The Home Office has published updated guidance to help frontline workers identify and protect victims of county lines gangs.
County lines refers to a model used by criminal gangs, whereby urban gangs supply drugs to suburban areas and market and coastal towns. These gangs frequently exploit children and vulnerable adults to courier drugs and money. Some vulnerable adults have their homes taken over by the gangs (cuckooing) using force or coercion.
To support policing and other statutory frontline staff - particularly those who work with children, young people and vulnerable adults - in identifying potential victims of this type of criminal exploitation, the Home Office has updated its County Lines guidance. It sets out the signs to look for in potential victims, and what action staff should take so that potential victims get the support and help they need. The document supplements an organisation's existing safeguarding policies. View the guidance on the Gov.uk website.

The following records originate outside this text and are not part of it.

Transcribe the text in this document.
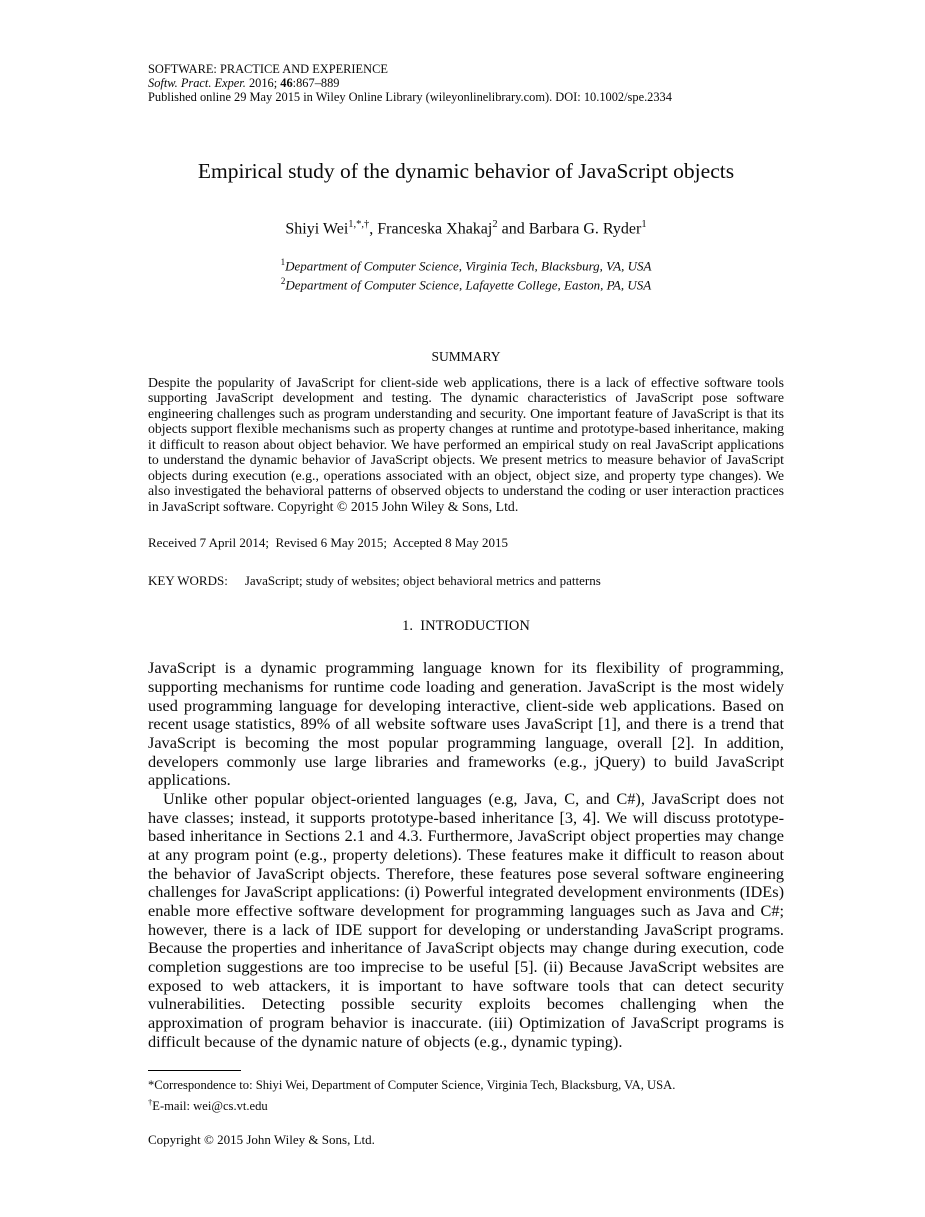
SOFTWARE: PRACTICE AND EXPERIENCE
Softw. Pract. Exper. 2016; 46:867–889
Published online 29 May 2015 in Wiley Online Library (wileyonlinelibrary.com). DOI: 10.1002/spe.2334
Empirical study of the dynamic behavior of JavaScript objects
Shiyi Wei$^{1,*,\dagger}$, Franceska Xhakaj$^2$ and Barbara G. Ryder$^1$
$^1$Department of Computer Science, Virginia Tech, Blacksburg, VA, USA
$^2$Department of Computer Science, Lafayette College, Easton, PA, USA
SUMMARY

Despite the popularity of JavaScript for client-side web applications, there is a lack of effective software tools supporting JavaScript development and testing. The dynamic characteristics of JavaScript pose software engineering challenges such as program understanding and security. One important feature of JavaScript is that its objects support flexible mechanisms such as property changes at runtime and prototype-based inheritance, making it difficult to reason about object behavior. We have performed an empirical study on real JavaScript applications to understand the dynamic behavior of JavaScript objects. We present metrics to measure behavior of JavaScript objects during execution (e.g., operations associated with an object, object size, and property type changes). We also investigated the behavioral patterns of observed objects to understand the coding or user interaction practices in JavaScript software. Copyright © 2015 John Wiley & Sons, Ltd.

Received 7 April 2014;  Revised 6 May 2015;  Accepted 8 May 2015
KEY WORDS: JavaScript; study of websites; object behavioral metrics and patterns
1.  INTRODUCTION

JavaScript is a dynamic programming language known for its flexibility of programming, supporting mechanisms for runtime code loading and generation. JavaScript is the most widely used programming language for developing interactive, client-side web applications. Based on recent usage statistics, 89% of all website software uses JavaScript [1], and there is a trend that JavaScript is becoming the most popular programming language, overall [2]. In addition, developers commonly use large libraries and frameworks (e.g., jQuery) to build JavaScript applications.

Unlike other popular object-oriented languages (e.g, Java, C, and C#), JavaScript does not have classes; instead, it supports prototype-based inheritance [3, 4]. We will discuss prototype-based inheritance in Sections 2.1 and 4.3. Furthermore, JavaScript object properties may change at any program point (e.g., property deletions). These features make it difficult to reason about the behavior of JavaScript objects. Therefore, these features pose several software engineering challenges for JavaScript applications: (i) Powerful integrated development environments (IDEs) enable more effective software development for programming languages such as Java and C#; however, there is a lack of IDE support for developing or understanding JavaScript programs. Because the properties and inheritance of JavaScript objects may change during execution, code completion suggestions are too imprecise to be useful [5]. (ii) Because JavaScript websites are exposed to web attackers, it is important to have software tools that can detect security vulnerabilities. Detecting possible security exploits becomes challenging when the approximation of program behavior is inaccurate. (iii) Optimization of JavaScript programs is difficult because of the dynamic nature of objects (e.g., dynamic typing).

*Correspondence to: Shiyi Wei, Department of Computer Science, Virginia Tech, Blacksburg, VA, USA.
†E-mail: wei@cs.vt.edu
Copyright © 2015 John Wiley & Sons, Ltd.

Alongside the guidance, there are resources to help policing and statutory staff recognise the signs to look out for, that could indicate that someone is a victim of county lines gangs.
The Home Office is also raising awareness of county lines across a range of non-statutory sectors. These are:
- private security sector
- licensed taxi and private hire company staff
- Bus and coach company staff
- train operating company staff
- private landlords and letting agents
Materials for the social housing sector are currently being developed and will be available shortly. Finally, they have also produced social media assets which we encourage PCCs to use in their own public-facing county lines awareness raising work.
Police and Crime Commissioners are encouraged to highlight these materials both to their force, as well as local stakeholders, to raise awareness of county lines and how to spot potential victims.